Following Rajni Bala’s death, the SC employees of the state launched an agitation in Jammu for safer postings outside the valley, just like the Kashmiri Pandits had demanded. It is alleged that Jammu’s caste Hindus, mostly Dogras or Rajputs, manipulate government postings so that the SC quota gets filled by sending most SCs to the valley so that many posts remain in Jammu to be filled by the Hindu upper castes.

This brings us to our second point, which, too, has entirely to do with BJP’s hubris. What is happening to that vishwaguru (wisdom-giver to the world) which is now made to defend its position in front of some tiny Muslim West Asian states? Is it not true that many commentators, including this author, have cautioned over the years that India was playing with fire by raising uncalled-for Hindu-Muslim and Hindu-Christian issues, which would inevitably jeopardise India’s foreign policy interests in due course?

This forewarning should ideally have been the job of India’s external affairs ministry, provided its professional role was duly recognised. The foreign missions of India are these days more busy promoting Hindu culture. As if without their support, Hinduism would have been dead and gone by now. With all moral strength under my command, let me say the Modi government would do Hinduism a great favour if the latter is allowed to breathe on its own.

All this has much to do with the de-professionalisation of India’s External Affairs Minister, S. Jaishankar. Many were shocked to see him support the fire-eating TV anchor Arnab Goswami whom the Mumbai police arrested some time back. Whatever the merits of the case, is this what one should expect from India’s external affairs minister?

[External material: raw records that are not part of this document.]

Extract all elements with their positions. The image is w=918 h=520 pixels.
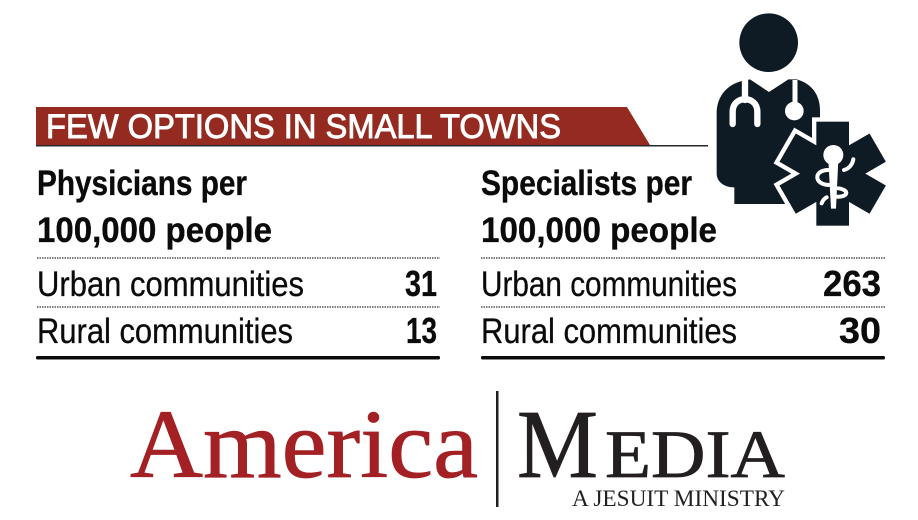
row: rural physicians: Rural communities <box>37 312 293 351</box>
row: rural specialists <box>481 310 881 351</box>
heading: specialists: Specialists per <box>481 164 692 203</box>
heading: physicians <box>37 164 272 250</box>
heading: physicians: Physicians per <box>37 164 247 203</box>
heading: physicians: 100,000 people <box>37 211 272 250</box>
heading: specialists: 100,000 people <box>481 211 717 250</box>
panel: physicians table <box>36 164 440 360</box>
banner heading: FEW OPTIONS IN SMALL TOWNS <box>46 108 561 146</box>
logo: America Media: EDIA <box>605 416 785 492</box>
row: rural specialists: 30 <box>839 310 881 351</box>
row: rural physicians <box>37 310 437 351</box>
logo: America Media <box>130 391 785 511</box>
logo: America Media: America <box>130 391 478 498</box>
panel: specialists table <box>481 164 885 360</box>
row: rural physicians: 13 <box>406 310 437 351</box>
icon: doctor with star of life <box>717 13 886 226</box>
row: urban physicians: 31 <box>405 263 437 304</box>
row: rural specialists: Rural communities <box>481 312 737 351</box>
row: urban physicians: Urban communities <box>37 265 304 304</box>
row: urban specialists: Urban communities <box>481 265 737 304</box>
logo: America Media: A JESUIT MINISTRY <box>572 486 785 511</box>
heading: specialists <box>481 164 717 250</box>
row: urban specialists: 263 <box>823 263 881 304</box>
logo: America Media: M <box>517 391 598 498</box>
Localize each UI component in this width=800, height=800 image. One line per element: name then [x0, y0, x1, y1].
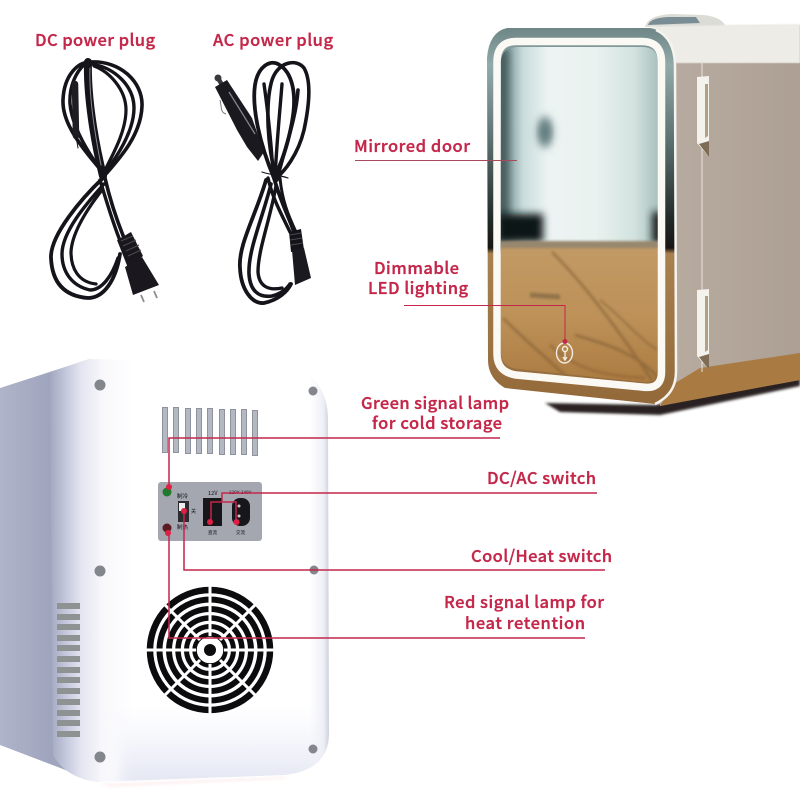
door white edge	[655, 30, 676, 404]
control panel	[158, 482, 262, 541]
touch button icon	[556, 343, 572, 363]
label: Red signal lamp for heat retention: heat retention	[465, 610, 585, 634]
label: Dimmable LED lighting: LED lighting	[368, 275, 468, 299]
icon: wall plug head	[117, 232, 159, 302]
mirror surface	[497, 47, 667, 390]
label: Cool/Heat switch	[181, 508, 612, 570]
icon: fan grille	[142, 582, 278, 718]
soft shadow under fridge	[545, 376, 800, 415]
LED light ring	[497, 42, 662, 387]
panel: back of fridge	[0, 359, 329, 790]
title: AC power plug: AC power plug	[213, 27, 333, 51]
panel labels	[177, 489, 252, 536]
label: Mirrored door: Mirrored door	[354, 133, 470, 157]
label: Cool/Heat switch: Cool/Heat switch	[471, 543, 612, 567]
fridge body side	[650, 24, 800, 406]
label: Red signal lamp for heat retention: Red signal lamp for	[444, 589, 604, 613]
hinge upper	[697, 76, 709, 157]
green lamp	[162, 488, 172, 496]
side vents	[57, 603, 80, 737]
panel labels: 220V-240V	[229, 490, 252, 496]
handle on top	[645, 14, 726, 27]
panel labels: 12V	[208, 489, 218, 497]
icon: AC power cable with car plug	[240, 63, 309, 303]
icon: car cigarette plug and connector	[214, 74, 311, 285]
fridge side face	[0, 359, 97, 782]
label: Green signal lamp for cold storage: Green signal lamp	[361, 390, 509, 414]
label: DC/AC switch	[207, 465, 597, 525]
red lamp	[162, 524, 172, 532]
label: Dimmable LED lighting	[368, 255, 568, 344]
DC socket	[203, 498, 222, 526]
title: DC power plug: DC power plug	[35, 27, 155, 51]
panel labels: 直流	[208, 529, 217, 536]
panel labels: 制冷	[177, 492, 189, 500]
pink floor glow	[100, 777, 285, 787]
lower shading of rear face	[118, 737, 317, 781]
screws	[94, 380, 318, 762]
label: Red signal lamp for heat retention	[165, 530, 604, 638]
rocker switch	[178, 501, 189, 522]
label: Green signal lamp for cold storage: for cold storage	[372, 410, 502, 434]
door outer frame	[487, 28, 675, 404]
panel labels: 关	[191, 508, 196, 515]
label: Green signal lamp for cold storage	[166, 390, 509, 490]
AC socket	[232, 498, 250, 526]
fridge rear face	[50, 359, 329, 782]
icon: DC power cable with wall plug	[51, 62, 142, 298]
top vents	[162, 408, 258, 456]
panel: mirrored door fridge	[487, 14, 800, 415]
panel labels: 制热	[177, 523, 189, 531]
label: DC/AC switch: DC/AC switch	[487, 465, 596, 489]
panel labels: 交流	[236, 529, 245, 536]
hinge lower	[697, 289, 709, 370]
label: Dimmable LED lighting: Dimmable	[374, 255, 459, 279]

Many have not forgotten either how young activists like Robyn Rihanna (a Barbadian singer) and Bengaluru-based Disha Ravi were hounded during the farmers’ agitation by the Indian State, in which Jaishankar was quite in the forefront. Ironically, the controversial farmers’ acts they protested against were eventually unconditionally annulled by no less than Narendra Modi himself.

In the context of India now playing on the back foot to contain the damage the Arab diplomatic offensive has caused, Jaishankar’s earlier retort to America’s soft criticism of India’s declining human rights situation sounds laughable. Does he really mean that the NRIs in America, too, are subjected to racial wrath there, in the same measure as Muslims in India are to Hindu communal wrath? Nothing can be more damaging to the interest of the Indian-American community, now the most prosperous ethnic group in America, only next to Jews.

Postscript: During my teaching days at JNU (2006-12), an Indian Army officer once visited me. During our conversation, he recalled an interesting experience from one of his Kashmir postings. The Indian Army had organised a student trip to parts of India to expose participants to the vast country as much as possible. 

After their return, they were asked about their experiences. One of the students replied: Sir, udhar badi azaadi hai (so much of freedom over there). The word azaadi has only one connotation in the valley insofar as the Indian State is concerned; that is, one is asking for independence from India. For that Kashmiri boy, the word had an altogether different meaning.

The author is a Senior Fellow at the Institute of Social Sciences, New Delhi. He was an ICSSR National Fellow and professor of South Asian Studies at JNU. The views are personal.